Homélie
23ème
dimanche du temps ordinaire
Je n’y suis pour rien. Ce n’est pas moi qui ai
choisi. Je vous le dis pour le cas où certains imagineraient que j’ai
subrepticement glissé ces lectures bibliques dans la liturgie de ce dimanche
pour les faire coller à l’actualité. Non ! ce sont les textes prévus par
la liturgie la plus officielle de notre Eglise. Mais il est vrai qu’ils
résonnent avec une tonalité particulièrement forte dans le contexte de notre société.

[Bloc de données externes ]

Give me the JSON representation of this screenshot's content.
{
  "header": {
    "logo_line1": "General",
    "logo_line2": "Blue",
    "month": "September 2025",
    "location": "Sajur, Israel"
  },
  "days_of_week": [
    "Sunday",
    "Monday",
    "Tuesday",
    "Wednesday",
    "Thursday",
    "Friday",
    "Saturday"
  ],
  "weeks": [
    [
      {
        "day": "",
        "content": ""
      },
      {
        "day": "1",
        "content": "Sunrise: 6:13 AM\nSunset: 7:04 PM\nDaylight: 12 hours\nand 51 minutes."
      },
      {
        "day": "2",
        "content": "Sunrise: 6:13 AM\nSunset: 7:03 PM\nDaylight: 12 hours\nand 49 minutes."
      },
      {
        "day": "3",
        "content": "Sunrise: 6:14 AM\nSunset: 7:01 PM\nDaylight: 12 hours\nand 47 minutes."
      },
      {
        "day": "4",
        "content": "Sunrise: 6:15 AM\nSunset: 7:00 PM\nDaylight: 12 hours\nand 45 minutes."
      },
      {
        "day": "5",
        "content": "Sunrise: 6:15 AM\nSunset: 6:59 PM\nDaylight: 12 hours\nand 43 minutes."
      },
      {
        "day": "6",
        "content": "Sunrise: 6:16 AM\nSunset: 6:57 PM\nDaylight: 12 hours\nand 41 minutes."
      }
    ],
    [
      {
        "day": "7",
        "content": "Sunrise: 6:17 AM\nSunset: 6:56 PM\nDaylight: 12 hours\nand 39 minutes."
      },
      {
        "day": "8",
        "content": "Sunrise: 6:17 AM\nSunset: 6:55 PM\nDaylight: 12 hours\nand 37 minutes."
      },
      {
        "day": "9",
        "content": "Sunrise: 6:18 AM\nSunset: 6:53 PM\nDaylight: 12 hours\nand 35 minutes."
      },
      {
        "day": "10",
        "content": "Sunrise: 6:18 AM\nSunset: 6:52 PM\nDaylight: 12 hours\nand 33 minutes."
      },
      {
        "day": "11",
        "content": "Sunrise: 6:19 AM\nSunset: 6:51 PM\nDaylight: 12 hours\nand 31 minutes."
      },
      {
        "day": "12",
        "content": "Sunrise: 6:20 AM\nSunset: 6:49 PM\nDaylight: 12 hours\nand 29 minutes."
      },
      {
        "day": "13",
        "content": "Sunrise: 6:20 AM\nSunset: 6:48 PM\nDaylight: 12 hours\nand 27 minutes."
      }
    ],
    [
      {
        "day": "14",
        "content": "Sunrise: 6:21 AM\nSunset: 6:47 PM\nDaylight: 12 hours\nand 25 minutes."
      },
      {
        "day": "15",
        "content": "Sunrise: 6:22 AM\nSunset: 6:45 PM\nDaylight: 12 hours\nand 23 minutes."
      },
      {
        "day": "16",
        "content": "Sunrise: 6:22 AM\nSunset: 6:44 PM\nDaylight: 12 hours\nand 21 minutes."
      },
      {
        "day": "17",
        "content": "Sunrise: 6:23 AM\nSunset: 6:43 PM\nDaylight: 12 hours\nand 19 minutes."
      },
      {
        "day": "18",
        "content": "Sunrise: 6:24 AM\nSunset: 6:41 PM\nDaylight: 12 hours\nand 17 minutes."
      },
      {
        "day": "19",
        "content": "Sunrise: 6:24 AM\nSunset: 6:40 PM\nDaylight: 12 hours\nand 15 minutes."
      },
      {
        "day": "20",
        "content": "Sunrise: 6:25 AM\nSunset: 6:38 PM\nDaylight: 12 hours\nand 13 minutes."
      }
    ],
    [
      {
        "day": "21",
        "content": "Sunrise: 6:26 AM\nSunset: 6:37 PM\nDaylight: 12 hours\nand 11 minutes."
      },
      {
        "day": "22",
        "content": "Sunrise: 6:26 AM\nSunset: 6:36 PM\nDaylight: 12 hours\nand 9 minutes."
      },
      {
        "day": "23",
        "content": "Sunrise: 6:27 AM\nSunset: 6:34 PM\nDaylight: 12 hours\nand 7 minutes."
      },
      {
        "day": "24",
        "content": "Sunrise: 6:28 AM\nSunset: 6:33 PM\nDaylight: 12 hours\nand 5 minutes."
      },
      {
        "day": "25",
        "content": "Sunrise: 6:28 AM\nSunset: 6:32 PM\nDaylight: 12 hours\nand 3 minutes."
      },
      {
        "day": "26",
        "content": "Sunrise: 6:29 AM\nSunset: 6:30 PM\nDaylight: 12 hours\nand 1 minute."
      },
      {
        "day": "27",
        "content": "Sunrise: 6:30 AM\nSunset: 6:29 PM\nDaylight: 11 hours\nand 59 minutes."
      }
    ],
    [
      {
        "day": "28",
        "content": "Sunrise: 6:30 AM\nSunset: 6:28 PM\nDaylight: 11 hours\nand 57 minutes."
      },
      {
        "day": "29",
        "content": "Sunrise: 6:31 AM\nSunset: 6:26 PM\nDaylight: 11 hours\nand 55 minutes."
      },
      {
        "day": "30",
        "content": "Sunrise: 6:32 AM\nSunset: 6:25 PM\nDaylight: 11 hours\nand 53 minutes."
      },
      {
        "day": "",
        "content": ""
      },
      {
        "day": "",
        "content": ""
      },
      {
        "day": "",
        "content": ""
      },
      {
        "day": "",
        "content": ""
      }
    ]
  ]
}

On peut essayer d’échapper à la vigueur et à la
rigueur de ces messages en les spiritualisant, par l’évacuation de leurs
arrêtes un peu trop coupantes dans le monde plus inoffensif de la religion
désincarnée. Une façon de se mettre à l’abri de l’évangile en le transformant
en parasol ou parapluie, au lieu de nous exposer courageusement au feu de sa
lumière et à la fécondité de son esprit en nous et dans le monde.
Revenons donc à ces textes que l’on dit
« sacrés ».
« L’eau
jaillira dans le désert, des torrents dans le pays aride. La terre brûlante se
changera en lac, la région de la soif, en eaux jaillissantes. »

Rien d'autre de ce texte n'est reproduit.